Potatoes, Spanish rice, brownies and cake, all slowly cooked in cars parked under the searing Tucson sun — all to make an important point.
During the heat of a Tucson summer, cars can become ovens, so don't leave children and pets in them unattended, said Vicki Gau-beca, the public affairs director for the UA's Zuckerman College of Public Health.
Gaubeca was explaining the reason the college's faculty and staff had stuffed the dishes into several cars near University Medical Center Wednesday morning.
"It's a fun, lighthearted way to highlight an important public safety issue," she said.
They pulled the dishes out of the cars about 4 p.m. to see how much the food had cooked.
Those dishes included rice pudding, cornbread, even an omelet, which got a little firm but didn't get hot enough to make it safe to eat. They also tried popcorn to see whether the car would warm up enough to explode the little yellow kernels. It didn't.
But it was hot enough to cook the brownies and the rice. A cooking thermometer plunged into the Spanish rice read 170 degrees after the baking dish was pulled from a car.
Capt. Paul McDonough, a Tucson Police Department spokesman, agreed that leaving those most vulnerable — the very young, the elderly and family pets — in an unattended vehicle can have fatal results.

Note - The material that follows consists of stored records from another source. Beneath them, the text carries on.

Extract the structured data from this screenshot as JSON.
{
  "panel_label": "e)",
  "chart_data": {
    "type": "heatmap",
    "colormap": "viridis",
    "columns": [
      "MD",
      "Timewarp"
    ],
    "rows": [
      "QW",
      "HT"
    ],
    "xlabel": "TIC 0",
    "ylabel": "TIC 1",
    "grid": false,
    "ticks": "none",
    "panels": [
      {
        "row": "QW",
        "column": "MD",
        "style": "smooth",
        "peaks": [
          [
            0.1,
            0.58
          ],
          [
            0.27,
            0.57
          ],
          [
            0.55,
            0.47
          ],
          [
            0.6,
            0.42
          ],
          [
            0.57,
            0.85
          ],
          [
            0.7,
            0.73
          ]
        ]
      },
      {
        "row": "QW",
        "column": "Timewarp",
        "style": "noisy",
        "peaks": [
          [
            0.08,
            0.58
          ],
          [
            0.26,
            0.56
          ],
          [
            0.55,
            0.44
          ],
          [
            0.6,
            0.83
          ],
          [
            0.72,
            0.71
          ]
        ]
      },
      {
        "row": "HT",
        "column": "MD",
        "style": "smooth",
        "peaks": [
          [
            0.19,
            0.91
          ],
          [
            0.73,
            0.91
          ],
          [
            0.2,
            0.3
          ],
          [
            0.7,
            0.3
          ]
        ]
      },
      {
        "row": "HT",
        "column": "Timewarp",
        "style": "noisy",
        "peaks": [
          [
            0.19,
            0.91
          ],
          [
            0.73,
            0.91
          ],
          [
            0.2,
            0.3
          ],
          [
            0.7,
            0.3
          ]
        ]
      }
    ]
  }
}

A general rule of thumb is to consider it 20 degrees hotter in a vehicle than the outside temperature, McDonough said. "If you get out of the vehicle, the child comes with you," McDonough said.
An administrative associate at the college, Nancy Casady, came up with the idea for the car cookout after she realized she could bake cookies in her parked vehicle.
She talked with some other faculty members and staffers who agreed it would be a good way to get people's attention about just how hot it can get inside a parked car.
After checking on some of the desserts during the day, Casady said many of the treats appeared to be cooked within four hours of having been locked in the car.
That shows it quickly gets hot enough to cook inside a vehicle, Casady said, and for her it sends a pretty clear message: "Don't leave anything in your car that you wouldn't leave in your oven," she said.